Women continue to make up the vast majority of centenarians, accounting for 85.4 percent, the second-highest figure on record.

The Health, Labor and Welfare Ministry earlier decided not to release the annual longevity-based rankings of 100 centenarians from this year since many of them do not want their names to appear on the list.

The ministry instead made public a list of 65 people aged 109 or older who have agreed to the publication of their names.

The annual figure of centenarians has set records for 36 consecutive years, since 1971, according to the ministry.

Centenarians numbered 153 in 1963, when the government started counting them. The number had topped 1,000 by 1981 and eclipsed 10,000 in 1998.

The number has nearly tripled since.

Of the centenarians for the year, men will account for 4,150, up 371 from last year, and women 24,245, up 2,470. In addition, 123 Japanese centenarians live outside Japan.

Yone Minagawa, a woman from the town of Fukuchi, Fukuoka Prefecture, is the oldest person in Japan at 113. The oldest man is Tomoji Tanabe, from Miyakonojo, Miyazaki Prefecture, who will turn 111 on Monday.

There will be more than 20 centenarians per 100,000 people — 22.23 precisely — or one in every 4,500 people, the ministry said.

By prefecture, Okinawa has the largest proportion of centenarians with 54.37 per 100,000 people, maintaining the top position for the 34th straight year. Saitama has the lowest proportion with 10.80 per 100,000, in the lowest slot for the 17th year in a row.

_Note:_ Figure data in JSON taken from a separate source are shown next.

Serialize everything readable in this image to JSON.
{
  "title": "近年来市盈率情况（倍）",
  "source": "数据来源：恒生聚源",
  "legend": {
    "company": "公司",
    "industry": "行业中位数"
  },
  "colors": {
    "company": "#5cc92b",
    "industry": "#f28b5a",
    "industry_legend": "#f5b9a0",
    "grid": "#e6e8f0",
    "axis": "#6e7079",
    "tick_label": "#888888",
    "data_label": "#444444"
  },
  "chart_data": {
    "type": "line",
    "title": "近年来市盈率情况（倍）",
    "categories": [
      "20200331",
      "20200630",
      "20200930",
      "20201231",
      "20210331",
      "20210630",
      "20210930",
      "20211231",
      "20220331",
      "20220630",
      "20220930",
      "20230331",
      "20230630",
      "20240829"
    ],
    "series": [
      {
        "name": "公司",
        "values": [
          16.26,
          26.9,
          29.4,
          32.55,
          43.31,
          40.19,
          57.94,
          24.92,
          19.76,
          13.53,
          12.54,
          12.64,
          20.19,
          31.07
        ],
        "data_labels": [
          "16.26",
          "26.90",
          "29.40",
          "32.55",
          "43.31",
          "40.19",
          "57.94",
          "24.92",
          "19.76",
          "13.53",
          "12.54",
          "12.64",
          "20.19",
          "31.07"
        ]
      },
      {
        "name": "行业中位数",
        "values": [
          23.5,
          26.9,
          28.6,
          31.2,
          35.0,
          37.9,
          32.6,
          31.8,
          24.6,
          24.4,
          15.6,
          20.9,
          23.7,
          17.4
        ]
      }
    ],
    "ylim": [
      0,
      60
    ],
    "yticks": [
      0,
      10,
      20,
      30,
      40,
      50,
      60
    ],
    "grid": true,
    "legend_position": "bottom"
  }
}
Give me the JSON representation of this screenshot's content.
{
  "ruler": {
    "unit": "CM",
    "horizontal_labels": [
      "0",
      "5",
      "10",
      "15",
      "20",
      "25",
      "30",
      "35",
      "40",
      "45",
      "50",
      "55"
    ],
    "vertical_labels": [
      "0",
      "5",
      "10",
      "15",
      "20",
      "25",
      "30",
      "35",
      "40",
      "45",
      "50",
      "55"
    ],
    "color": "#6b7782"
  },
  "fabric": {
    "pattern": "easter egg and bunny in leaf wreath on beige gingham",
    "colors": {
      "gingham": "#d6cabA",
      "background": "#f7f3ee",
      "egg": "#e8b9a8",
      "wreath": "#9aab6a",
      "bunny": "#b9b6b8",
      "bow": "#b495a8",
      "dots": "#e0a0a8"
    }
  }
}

In fiscal 2006, a record 15,370 people, including those who live outside Japan, are expected to join the ranks of Japanese centenarians, up 2,666 from the previous year, according to the ministry.

Of those, an estimated 2,503 will be men, and 12,867 women.

This year’s oldest person, Minagawa, lives in Keijuen, a special nursing home in Fukuchi. After her husband died, she raised her five children by selling flowers and vegetables at a coal mine.

Minagawa, who moved into the No. 1 position in April 2005, sometimes makes others laugh by lighthearted jokes. She loves festive occasions and attends birthday parties and other recreational events at the nursing home. She eats heartily every day.

“Thank you,” is her favorite expression.

Tanabe, who holds the top spot for men, lives with his fifth son and daughter-in-law in Miyakonojo.

He is hard of hearing, and wakes up at 6 a.m. every morning without an alarm. He also keeps a diary, writing down interesting news from newspaper and taking note of his health.

“The secret of good heath is not to smoke cigarettes or drink alcohol,” he said.

Tanabe is looking forward to meeting Miyakonojo Mayor Makoto Nagamine, who will visit him on Monday when he turns 111, according to his family.